Popul Vuh gehörte neben Amon Düül, Can und Faust zu den ganz Großen der frühen Krautrock-Szene, was auch immer man alles zu Krautrock zählen mag. In dem Fall war jedenfalls immer auch ein wenig Rauchkraut beim Krautrock dabei. Und immer auch ein Moog Synthi. Mit einem Moog hab ich Mitte der 70iger auch experimentiert, bin aber nicht wirklich weit gekommen. Florian Fricke von Popul Vuh hat dieses damals epochale Instrument schon eher ausgereizt. Er war vermutlich DER DEUTSCHE MOOG-PIONIER. Als „Sei still, wisse ich bin.“ erschien, war für ihn aber die große Moog-Zeit schon wieder vorbei. Er hatte seinen Moog da bereits an Klaus Schulze verkauft. (Wer übrigens den erste Moog, der je in Deutschland – von Eberhard Schoener – gespielt wurde mal sehen will, der kann sich den in München im Deutschen Museum ansehen. Und das ist dann das Gerät, das die Beatles für Abbey Road verwendet hatten. Diesen Tipp verdanke ich übrigens Markus Berzborn. Danke dafür …)

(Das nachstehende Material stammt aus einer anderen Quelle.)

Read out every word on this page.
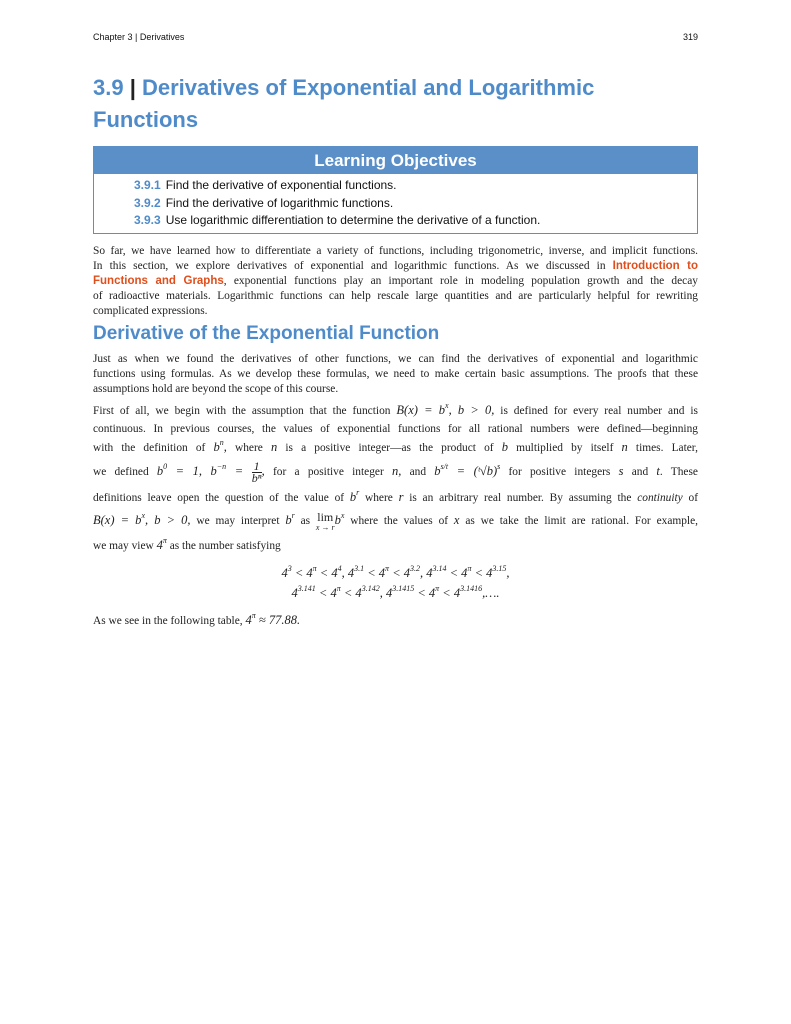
Chapter 3 | Derivatives	319
3.9 | Derivatives of Exponential and Logarithmic
Functions
Learning Objectives
3.9.1 Find the derivative of exponential functions.
3.9.2 Find the derivative of logarithmic functions.
3.9.3 Use logarithmic differentiation to determine the derivative of a function.
So far, we have learned how to differentiate a variety of functions, including trigonometric, inverse, and implicit functions.
In this section, we explore derivatives of exponential and logarithmic functions. As we discussed in Introduction to
Functions and Graphs, exponential functions play an important role in modeling population growth and the decay
of radioactive materials. Logarithmic functions can help rescale large quantities and are particularly helpful for rewriting
complicated expressions.
Derivative of the Exponential Function
Just as when we found the derivatives of other functions, we can find the derivatives of exponential and logarithmic
functions using formulas. As we develop these formulas, we need to make certain basic assumptions. The proofs that these
assumptions hold are beyond the scope of this course.
First of all, we begin with the assumption that the function $B(x) = b^x$, b > 0, is defined for every real number and is
continuous. In previous courses, the values of exponential functions for all rational numbers were defined—beginning
with the definition of $b^n$, where n is a positive integer—as the product of b multiplied by itself n times. Later,
we defined $b^0 = 1$, $b^{-n} = \frac{1}{\text{bⁿ}}$ , for a positive integer n, and $b^{s/t}$ = (ᵗ√b)$^s$ for positive integers s and t. These
definitions leave open the question of the value of $b^r$ where r is an arbitrary real number. By assuming the continuity of
$B(x) = b^x$, b > 0, we may interpret $b^r$ as lim
x → r
$b^x$ where the values of x as we take the limit are rational. For example,
we may view $4^\pi$ as the number satisfying
$4^3 < 4^\pi < 4^4$, $4^{3.1} < 4^\pi < 4^{3.2}$, $4^{3.14} < 4^\pi < 4^{3.15}$,
$4^{3.141} < 4^\pi < 4^{3.142}$, $4^{3.1415} < 4^\pi$ < $4^{3.1416},\dots$.
As we see in the following table, $4^\pi \approx 77.88$.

Überhaupt kommt diese 13te Platte der Band weitaus weniger experimentell daher, als die älteren Produktionen. Chris Karrer spielt ein routiniertes Sopran-Sax, Renate Knaup singt hübsch und der Chor der bayerischen Staatsoper gibt sich tragend. Für Werner Herzogs Urwald-Opern-Film Fitzcarraldo passte das wie der Kinski in die Magengrube. „Szenische Gesänge“ untertitelte die Band denn auch diese Produktion. Hörbar auch für konservative Konservatoriumsabsolventen.